For the latest news and updates on the coronavirus pandemic, visit the WHO website.
Everyone wants to know when the coronavirus crisis will end, and Microsoft cofounder Bill Gates has an idea. But his estimates vary based on whether you live in the developing world or in richer countries like the United States.
Gates told Wired magazine in an interview published Friday: “The innovative process of expanding diagnostics, of new treatments, of vaccines is really quite impressive.” “And that makes me feel that, for the rich world, we can mostly end this by the end of 2021 and for the world at large by the end of 2022.”
Gates, who finances vaccine and health research programs through the Bill & Melinda Gates Foundation, is not Pollyanna. He was well aware that even with his predictions in effect, the outbreak was sending countries of all sizes back for years in terms of economic growth and progress in fighting malaria. , polio and HIV.
During the interview, Gates spoke harshly to the US test system, while expressing his disappointment at how President Donald Trump and his administration handled the situation. This is not a new thing – Gates is not afraid to speak up about the United States’ response to the virus,The high number of coronavirus infections in the US is due to a lack of testing and tracking of exposure, as well as the ability to wear a mask. Gates himself was also the target of conspiracy theories and viral misconduct.
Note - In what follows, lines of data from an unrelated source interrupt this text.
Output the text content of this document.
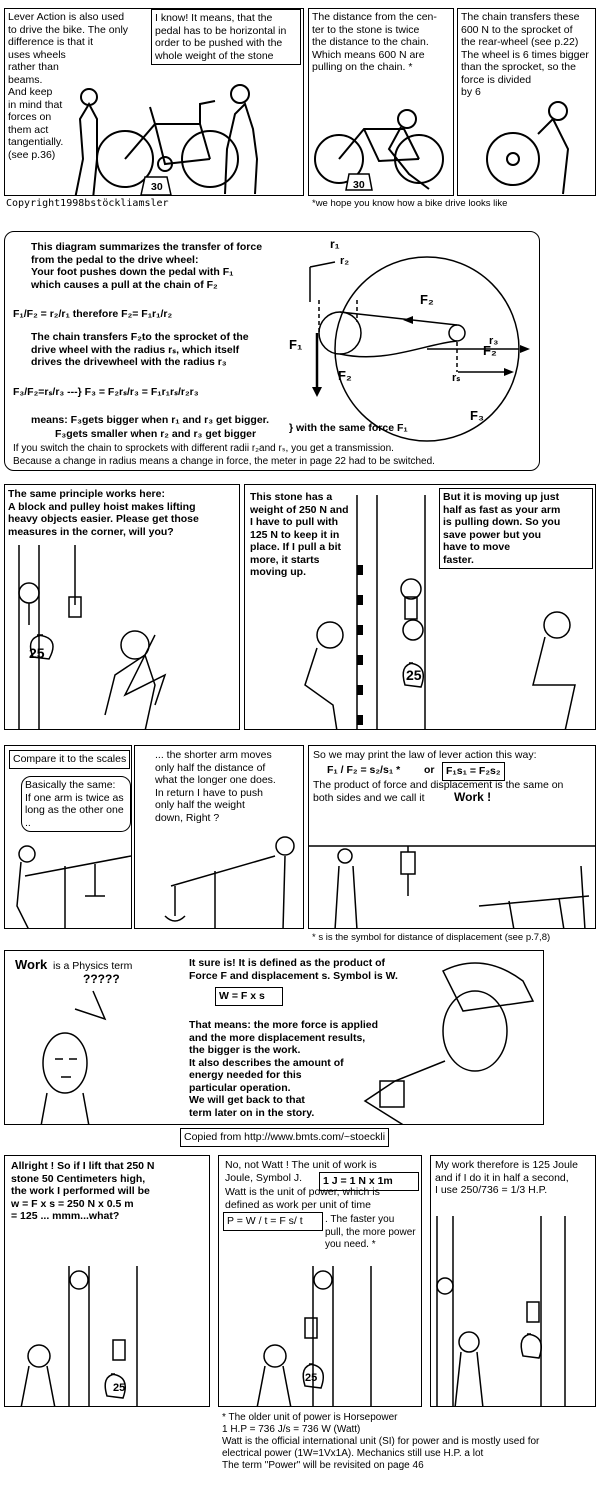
Lever Action is also used
to drive the bike. The only
difference is that it
uses wheels
rather than
beams.
And keep
in mind that
forces on
them act
tangentially.
(see p.36)
I know! It means, that the
pedal has to be horizontal in
order to be pushed with the
whole weight of the stone
30
The distance from the cen-
ter to the stone is twice
the distance to the chain.
Which means 600 N are
pulling on the chain. *
30
The chain transfers these
600 N to the sprocket of
the rear-wheel (see p.22)
The wheel is 6 times bigger
than the sprocket, so the
force is divided
by 6
Copyright1998bstöckliamsler	*we hope you know how a bike drive looks like
This diagram summarizes the transfer of force
from the pedal to the drive wheel:
Your foot pushes down the pedal with F₁
which causes a pull at the chain of F₂
F₁/F₂ = r₂/r₁ therefore F₂= F₁r₁/r₂
The chain transfers F₂to the sprocket of the
drive wheel with the radius rₛ, which itself
drives the drivewheel with the radius r₃
F₃/F₂=rₛ/r₃ ---} F₃ = F₂rₛ/r₃ = F₁r₁rₛ/r₂r₃
means: F₃gets bigger when r₁ and r₃ get bigger.
F₃gets smaller when r₂ and r₃ get bigger	} with the same force F₁
If you switch the chain to sprockets with different radii r₂and rₛ, you get a transmission.
Because a change in radius means a change in force, the meter in page 22 had to be switched.
r₁
r₂
r₃
rₛ
F₁
F₂
F₂
F₂
F₃
The same principle works here:
A block and pulley hoist makes lifting
heavy objects easier. Please get those
measures in the corner, will you?
25
This stone has a
weight of 250 N and
I have to pull with
125 N to keep it in
place. If I pull a bit
more, it starts
moving up.
But it is moving up just
half as fast as your arm
is pulling down. So you
save power but you
have to move
faster.
25
Compare it to the scales
Basically the same:
If one arm is twice as
long as the other one ..
... the shorter arm moves
only half the distance of
what the longer one does.
In return I have to push
only half the weight
down, Right ?
So we may print the law of lever action this way:
F₁ / F₂ = s₂/s₁ * or	F₁s₁ = F₂s₂
The product of force and displacement is the same on
both sides and we call it	Work !
* s is the symbol for distance of displacement (see p.7,8)
Work is a Physics term
?????
It sure is! It is defined as the product of
Force F and displacement s. Symbol is W.
W = F x s
That means: the more force is applied
and the more displacement results,
the bigger is the work.
It also describes the amount of
energy needed for this
particular operation.
We will get back to that
term later on in the story.
Copied from http://www.bmts.com/~stoeckli
Allright ! So if I lift that 250 N
stone 50 Centimeters high,
the work I performed will be
w = F x s = 250 N x 0.5 m
= 125 ... mmm...what?
25
No, not Watt ! The unit of work is
Joule, Symbol J.	1 J = 1 N x 1m
Watt is the unit of power, which is
defined as work per unit of time
P = W / t = F s/ t	. The faster you
pull, the more power you need. *
25
My work therefore is 125 Joule
and if I do it in half a second,
I use 250/736 = 1/3 H.P.
* The older unit of power is Horsepower
1 H.P = 736 J/s = 736 W (Watt)
Watt is the official international unit (SI) for power and is mostly used for
electrical power (1W=1Vx1A). Mechanics still use H.P. a lot
The term "Power" will be revisited on page 46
But Gates believes that one vaccine will eventually be created, noting that due to scale and production issues, some vaccines in development are likely to only help rich countries. have more.
“It’s thanks to innovation that you don’t have to think about an even more sad statement, which is going to rage for five years until natural immunity is hopeful,” Gates said. only of us. “The disease, from both animal data and phase 1 data, seems very vaccine preventable.”
In terms of treating those already ill, Gates takes antiviral drugs highly.and the dexamethasone corticosteroid.
“Other antivirals will be available for two to three months,” he said. “Antibodies are two to three months away. We have about a factor two improvement in hospital outcomes, and that’s just with remdesivir and dexamethasone. Other things will complement that.”